Penjual Kenangan

Friday, February 23, 2007

sore

seperti berjalan
kita tak sempat lagi menghitung langkah
seperti jatuh cinta
kita tak sempat lagi menentukan arah

Virus

Dan virus itu menyerang komputer gw dengan dahsyatnya. Nyebelin. Padahal, Wira dah bela-belain ke warnet buat download-in Antivir [makasih ya, Wir. Kapan kita ngobrol lagi di perpustakaan? Ha-ha]. Setelah di-scan, virusnya malah melakukan kudeta. Sampe gak bisa login. Tapi, untungnya udah beres. Makasih buat Nopa yang udah meluangkan detak-detak waktunya buat mengembalikan file-file itu. Tengkyu ya, Nop ^_^

Huh, virus, jangan dekati aku lagi, dunk!

Peri

seperti hujan, tahun-tahun berjatuhan
usia semakin jauh

masih aku juga yang ditemani
selalu memintamu menjadi peri, maaf

Sunday, February 18, 2007

Minggu yang Hujan

Kemarin, seharusnya, langkah saya berbelok ke rental untuk menghilangkan virus di flash disk--hadiah ulang tahun dari seorang sahabat, setahun lalu--saya. Namun, karena kios kecil itu tampak sangat ramai dan tentu saja sesak, saya mengurungkan niat dan berjalan ke warnet.

Saya menyimpan beberapa data dalam flash disk itu. Setelah di-scan, antivirus di warnet itu tidak bilang apa-apa. Malah, dia bilang tak ada virus yang ketemu. Jadinya, saya percaya saja. Saya pikir, antivirus di warnet pastilah yang terbaru--mereka toh terhubung ke jaringan internet. Tak terlalu susah kan untuk meng-update-nya?

Cukup lama saya di warnet. Hujan begitu ganas akhir-akhir ini. Juga hari itu. Saya tidak berani pulang ke kosan--yang hanya berjarak sejauh langkah yang dapat dihitung. Jadilah saya terjebak di warnet itu. Hujan reda juga. Saya melangkah pulang.

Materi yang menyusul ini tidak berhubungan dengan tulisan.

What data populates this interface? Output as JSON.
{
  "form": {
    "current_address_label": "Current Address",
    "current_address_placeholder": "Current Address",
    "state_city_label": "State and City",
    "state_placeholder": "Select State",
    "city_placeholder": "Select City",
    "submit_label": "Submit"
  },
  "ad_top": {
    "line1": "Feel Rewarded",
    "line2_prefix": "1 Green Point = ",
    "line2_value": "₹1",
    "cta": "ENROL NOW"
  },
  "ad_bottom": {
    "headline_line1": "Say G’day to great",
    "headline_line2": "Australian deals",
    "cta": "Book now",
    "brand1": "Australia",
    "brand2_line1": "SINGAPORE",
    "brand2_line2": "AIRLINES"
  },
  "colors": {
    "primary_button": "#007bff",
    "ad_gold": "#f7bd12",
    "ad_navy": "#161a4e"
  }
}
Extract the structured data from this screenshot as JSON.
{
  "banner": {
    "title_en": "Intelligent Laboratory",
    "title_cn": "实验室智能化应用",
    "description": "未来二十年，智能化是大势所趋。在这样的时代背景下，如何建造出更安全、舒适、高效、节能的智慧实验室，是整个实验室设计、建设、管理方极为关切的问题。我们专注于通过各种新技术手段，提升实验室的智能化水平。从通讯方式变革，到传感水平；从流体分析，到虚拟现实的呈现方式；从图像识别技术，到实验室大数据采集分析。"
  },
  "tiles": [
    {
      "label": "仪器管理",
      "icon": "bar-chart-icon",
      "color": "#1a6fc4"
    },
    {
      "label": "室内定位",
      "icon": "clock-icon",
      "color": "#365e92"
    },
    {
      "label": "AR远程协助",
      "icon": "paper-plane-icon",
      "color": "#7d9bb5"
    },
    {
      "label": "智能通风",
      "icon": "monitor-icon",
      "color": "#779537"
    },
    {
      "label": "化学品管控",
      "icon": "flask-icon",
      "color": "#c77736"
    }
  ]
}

Sampai di kosan, saya langsung memasukkan data yang saya simpan ke komputer saya. Tanpa pikir panjang. Dan, tiba-tiba saja, terjadi hal yang paling tidak saya suka itu. Salah satu hal yang saya takuti, mungkin. Ada virus di komputer saya. Ternyata, antivirus saya tidak bisa ngapa-ngapain. Sial!

Padahal, ada pekerjaan yang menunggu di dalam komputer itu. Saya nekat mengerjakannya. Namun, ternyata sedikit fatal. Setelah disimpan, file itu tidak bisa dibuka. T_T

"Wied, kalo bisa, jangan buka apa-apa dulu. Cari antivirusnya dulu," saran seorang teman.

Yah, jadinya, saya tidak bisa mengerjakan editan yang harus diserahkan hari Senin--mengejar tanggal yang akhir-akhir ini begitu cepat melangkah.

Duh, kenapa sih orang bikin virus?

Dan, sekarang, saya masih di warnet. Mencari antivirus yang bisa menolong saya. Semoga kita bertemu.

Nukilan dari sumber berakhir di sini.